NHKの朝ドラ『なつぞら』の第41話にて主人公の奥原なつは、悩みに悩み漫画映画の世界に入ることを決断しました。
しかし、本作のモデルになった奥山玲子さんが漫画映画の世界に入ったのは勘違いが発端だったのをご存知でしょうか。
「動画」を「童画」と勘違い
奥山さんは父親が教員だった関係で東北大学教育学部に入学したものの、大学2年のときに中退します。そして、家出同然で東京へ行くことになったといいます。
そこで職を転々とし、デザイン会社に入社するものの経営不振となり転職を考えていたときに、叔父の紹介で東映動画の求人があることを知りました。
奥山さんは応募することになるわけですが、「動画」というのを「童画」のことだと勘違いしていたらしく、絵本の仕事をするものだと思っていたそうです。
ドラマ『なつぞら』では、まだ学生だったなつが見学で東洋動画に訪れ、仲努に促されて中割り動画を描きますけど、実際はそういった予備知識などは一切ありませんでした。
東映動画2期生で入社
奥山さんは、面接でいきなり中割り動画を描かされることになり驚いたといいます。
しかし、学生時代に油絵を描いていた経験もあり、絵心があったため採用されることとなります。

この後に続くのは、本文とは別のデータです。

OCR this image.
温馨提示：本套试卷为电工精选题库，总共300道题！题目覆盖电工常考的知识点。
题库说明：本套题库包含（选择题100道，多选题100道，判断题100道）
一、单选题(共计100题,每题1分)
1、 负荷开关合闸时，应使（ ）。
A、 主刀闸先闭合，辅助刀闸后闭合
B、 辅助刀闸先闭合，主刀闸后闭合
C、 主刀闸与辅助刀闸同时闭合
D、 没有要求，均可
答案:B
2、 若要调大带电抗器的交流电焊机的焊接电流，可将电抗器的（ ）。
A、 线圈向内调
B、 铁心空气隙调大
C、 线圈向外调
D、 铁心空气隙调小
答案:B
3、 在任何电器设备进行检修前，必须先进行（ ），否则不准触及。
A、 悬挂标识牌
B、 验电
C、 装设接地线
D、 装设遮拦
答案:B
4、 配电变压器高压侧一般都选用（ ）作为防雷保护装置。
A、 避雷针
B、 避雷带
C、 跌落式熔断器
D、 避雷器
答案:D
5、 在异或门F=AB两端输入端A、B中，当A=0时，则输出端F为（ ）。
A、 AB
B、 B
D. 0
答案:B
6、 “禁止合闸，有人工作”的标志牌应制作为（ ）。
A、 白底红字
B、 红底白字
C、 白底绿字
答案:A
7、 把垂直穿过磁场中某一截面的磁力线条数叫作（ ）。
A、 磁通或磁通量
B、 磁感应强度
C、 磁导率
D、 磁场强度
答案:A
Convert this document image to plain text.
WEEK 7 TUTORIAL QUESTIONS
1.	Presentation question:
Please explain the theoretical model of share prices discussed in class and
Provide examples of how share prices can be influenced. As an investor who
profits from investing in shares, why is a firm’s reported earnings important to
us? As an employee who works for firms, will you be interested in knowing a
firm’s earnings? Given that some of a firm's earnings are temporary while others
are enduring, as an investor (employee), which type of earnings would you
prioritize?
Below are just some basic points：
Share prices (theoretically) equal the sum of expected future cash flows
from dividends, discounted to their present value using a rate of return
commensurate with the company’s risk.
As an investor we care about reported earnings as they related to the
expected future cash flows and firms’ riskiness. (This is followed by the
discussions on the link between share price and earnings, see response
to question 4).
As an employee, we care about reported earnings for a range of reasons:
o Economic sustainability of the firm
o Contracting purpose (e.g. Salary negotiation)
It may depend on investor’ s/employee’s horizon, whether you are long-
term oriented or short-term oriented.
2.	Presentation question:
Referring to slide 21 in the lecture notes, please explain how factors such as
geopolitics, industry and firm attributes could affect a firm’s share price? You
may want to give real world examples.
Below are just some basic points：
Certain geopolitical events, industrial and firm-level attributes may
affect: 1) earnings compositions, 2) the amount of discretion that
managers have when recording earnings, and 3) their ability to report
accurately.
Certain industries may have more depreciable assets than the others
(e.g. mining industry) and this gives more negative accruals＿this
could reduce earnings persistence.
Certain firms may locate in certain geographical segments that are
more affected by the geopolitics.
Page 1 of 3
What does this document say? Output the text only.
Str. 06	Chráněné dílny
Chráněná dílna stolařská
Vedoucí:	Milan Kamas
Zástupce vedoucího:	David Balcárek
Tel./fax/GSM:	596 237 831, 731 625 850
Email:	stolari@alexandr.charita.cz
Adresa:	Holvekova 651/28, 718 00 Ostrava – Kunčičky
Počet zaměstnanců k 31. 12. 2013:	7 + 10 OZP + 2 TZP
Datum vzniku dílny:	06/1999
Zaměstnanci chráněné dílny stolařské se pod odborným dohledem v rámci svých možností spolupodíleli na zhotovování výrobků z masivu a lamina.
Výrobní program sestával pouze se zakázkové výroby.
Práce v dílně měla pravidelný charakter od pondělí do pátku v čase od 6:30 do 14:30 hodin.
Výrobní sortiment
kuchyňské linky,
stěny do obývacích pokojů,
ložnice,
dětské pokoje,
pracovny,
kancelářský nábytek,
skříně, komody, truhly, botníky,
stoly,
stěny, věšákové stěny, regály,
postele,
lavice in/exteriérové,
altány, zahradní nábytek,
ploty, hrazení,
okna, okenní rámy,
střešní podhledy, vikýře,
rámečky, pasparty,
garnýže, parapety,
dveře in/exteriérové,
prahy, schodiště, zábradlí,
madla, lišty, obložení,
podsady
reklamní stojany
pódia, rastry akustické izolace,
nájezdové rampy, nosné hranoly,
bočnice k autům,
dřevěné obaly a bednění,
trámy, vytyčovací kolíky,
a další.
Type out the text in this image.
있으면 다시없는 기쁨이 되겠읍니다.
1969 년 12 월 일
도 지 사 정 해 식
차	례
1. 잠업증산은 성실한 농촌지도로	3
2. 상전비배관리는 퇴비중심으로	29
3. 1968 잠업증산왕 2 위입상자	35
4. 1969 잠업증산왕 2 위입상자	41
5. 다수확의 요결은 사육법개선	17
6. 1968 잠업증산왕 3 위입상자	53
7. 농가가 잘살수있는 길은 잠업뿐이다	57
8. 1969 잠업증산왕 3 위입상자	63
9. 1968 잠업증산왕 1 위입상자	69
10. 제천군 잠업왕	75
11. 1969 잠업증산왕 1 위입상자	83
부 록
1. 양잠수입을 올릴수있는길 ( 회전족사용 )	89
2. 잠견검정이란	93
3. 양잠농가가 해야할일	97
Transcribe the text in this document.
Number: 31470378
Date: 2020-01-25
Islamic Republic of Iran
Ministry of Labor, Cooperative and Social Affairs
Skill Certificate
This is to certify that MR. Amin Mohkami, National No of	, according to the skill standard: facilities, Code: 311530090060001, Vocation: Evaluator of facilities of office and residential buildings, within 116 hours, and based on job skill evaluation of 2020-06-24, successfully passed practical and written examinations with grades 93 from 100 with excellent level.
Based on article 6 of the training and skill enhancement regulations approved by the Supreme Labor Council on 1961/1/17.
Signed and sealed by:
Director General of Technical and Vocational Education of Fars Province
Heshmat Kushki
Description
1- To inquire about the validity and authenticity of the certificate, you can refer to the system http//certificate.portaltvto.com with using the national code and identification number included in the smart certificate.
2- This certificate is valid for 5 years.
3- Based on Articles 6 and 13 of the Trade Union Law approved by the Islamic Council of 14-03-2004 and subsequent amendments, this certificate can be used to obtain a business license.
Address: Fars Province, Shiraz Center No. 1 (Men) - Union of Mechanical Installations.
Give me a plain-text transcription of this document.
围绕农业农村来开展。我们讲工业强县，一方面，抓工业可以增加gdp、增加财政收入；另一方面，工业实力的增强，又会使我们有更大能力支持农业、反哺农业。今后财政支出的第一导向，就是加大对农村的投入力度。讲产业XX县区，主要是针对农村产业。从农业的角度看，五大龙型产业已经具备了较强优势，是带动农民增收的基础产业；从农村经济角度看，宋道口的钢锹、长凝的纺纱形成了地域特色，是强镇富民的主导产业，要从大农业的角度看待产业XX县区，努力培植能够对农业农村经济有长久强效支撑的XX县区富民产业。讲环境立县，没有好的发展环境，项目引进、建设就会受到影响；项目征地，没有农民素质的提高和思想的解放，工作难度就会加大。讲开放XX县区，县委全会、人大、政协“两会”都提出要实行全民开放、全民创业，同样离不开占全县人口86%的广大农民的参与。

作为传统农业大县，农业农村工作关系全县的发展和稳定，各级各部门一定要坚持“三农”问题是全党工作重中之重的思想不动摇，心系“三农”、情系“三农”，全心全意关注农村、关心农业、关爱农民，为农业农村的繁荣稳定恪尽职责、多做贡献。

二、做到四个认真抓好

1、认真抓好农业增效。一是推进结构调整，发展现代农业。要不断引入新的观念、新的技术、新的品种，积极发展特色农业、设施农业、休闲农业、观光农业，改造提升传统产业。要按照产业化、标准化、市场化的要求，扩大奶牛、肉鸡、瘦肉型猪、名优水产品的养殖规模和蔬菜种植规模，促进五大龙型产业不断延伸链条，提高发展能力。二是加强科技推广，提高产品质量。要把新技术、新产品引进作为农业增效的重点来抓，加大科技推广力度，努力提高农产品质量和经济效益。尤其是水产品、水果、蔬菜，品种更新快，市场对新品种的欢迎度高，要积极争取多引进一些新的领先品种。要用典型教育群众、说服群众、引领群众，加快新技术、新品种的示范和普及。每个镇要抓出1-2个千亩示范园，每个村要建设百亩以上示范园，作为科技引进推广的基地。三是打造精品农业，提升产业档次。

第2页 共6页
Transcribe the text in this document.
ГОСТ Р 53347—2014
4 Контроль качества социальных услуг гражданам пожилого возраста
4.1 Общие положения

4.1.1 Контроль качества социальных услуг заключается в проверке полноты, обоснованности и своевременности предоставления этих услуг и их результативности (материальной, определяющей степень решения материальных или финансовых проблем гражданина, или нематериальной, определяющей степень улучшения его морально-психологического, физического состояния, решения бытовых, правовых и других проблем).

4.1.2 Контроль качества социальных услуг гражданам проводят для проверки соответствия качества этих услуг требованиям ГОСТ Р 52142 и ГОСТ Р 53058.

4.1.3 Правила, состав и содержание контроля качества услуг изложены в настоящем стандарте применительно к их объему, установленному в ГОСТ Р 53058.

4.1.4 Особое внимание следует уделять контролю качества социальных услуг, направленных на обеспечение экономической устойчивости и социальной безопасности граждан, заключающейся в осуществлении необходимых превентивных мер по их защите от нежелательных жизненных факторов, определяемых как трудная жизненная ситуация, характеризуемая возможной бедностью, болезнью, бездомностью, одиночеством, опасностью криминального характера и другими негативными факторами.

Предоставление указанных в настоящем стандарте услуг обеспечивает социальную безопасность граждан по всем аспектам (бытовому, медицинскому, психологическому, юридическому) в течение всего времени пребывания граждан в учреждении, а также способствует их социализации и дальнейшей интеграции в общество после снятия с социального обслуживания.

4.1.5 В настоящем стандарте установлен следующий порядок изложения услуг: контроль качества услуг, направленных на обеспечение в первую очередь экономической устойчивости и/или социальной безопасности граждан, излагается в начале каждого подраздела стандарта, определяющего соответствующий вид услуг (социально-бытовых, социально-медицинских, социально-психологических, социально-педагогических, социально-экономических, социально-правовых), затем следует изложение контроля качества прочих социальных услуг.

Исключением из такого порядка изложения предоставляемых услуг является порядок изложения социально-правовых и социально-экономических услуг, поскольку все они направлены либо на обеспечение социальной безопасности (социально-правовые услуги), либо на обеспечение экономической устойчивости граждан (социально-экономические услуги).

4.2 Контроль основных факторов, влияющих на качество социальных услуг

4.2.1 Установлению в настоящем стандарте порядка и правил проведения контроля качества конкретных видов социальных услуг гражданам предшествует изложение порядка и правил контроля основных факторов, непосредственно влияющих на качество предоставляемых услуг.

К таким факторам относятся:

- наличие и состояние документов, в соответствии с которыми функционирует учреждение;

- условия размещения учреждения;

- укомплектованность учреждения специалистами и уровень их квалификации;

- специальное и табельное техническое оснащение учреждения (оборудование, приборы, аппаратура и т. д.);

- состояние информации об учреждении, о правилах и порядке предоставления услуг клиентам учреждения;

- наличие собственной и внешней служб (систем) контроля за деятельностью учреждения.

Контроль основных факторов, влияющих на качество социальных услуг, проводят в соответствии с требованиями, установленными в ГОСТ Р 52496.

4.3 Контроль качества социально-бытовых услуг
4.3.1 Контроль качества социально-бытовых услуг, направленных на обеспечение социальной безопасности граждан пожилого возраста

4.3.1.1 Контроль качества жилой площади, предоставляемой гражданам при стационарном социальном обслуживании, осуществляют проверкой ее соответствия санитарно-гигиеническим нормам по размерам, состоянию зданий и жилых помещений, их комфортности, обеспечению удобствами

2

臨時採用で東映動画2期生として入社が決まりました。ちなみに1期生には大塚康生さんがいます。これが、1957年(昭和32年)のこと。
ちょうどこの時期、東映動画は日本初のカラー長編アニメーション『白蛇伝』の制作に向けて動き始めており、とにかく人手が必要な時期でした。
初仕事は『白蛇伝』
奥山さんは、この『白蛇伝』で動画マンを務めることになります。これが奥山さんの初仕事となりました。
『白蛇伝』の次は『たぬきさん大当たり』で動画を務め、その次の『少年猿飛佐助』ではセカンドを務めます。セカンドとは、原画の下で動画よりも上という中間に位置します。主に、原画のクリーンアップや、原画のあいだの難しいシーンを描いてから動画に回したり、動画完了後の細部のチェックなどを行ないます。奥山さんはここで、森康二さんや大工原章さんの下で仕事を学び、どんどん実力をつけていきました。
こうして奥山さんは数々の作品に携わり、初期の日本のアニメーション界を支えるアニメーターになったのです。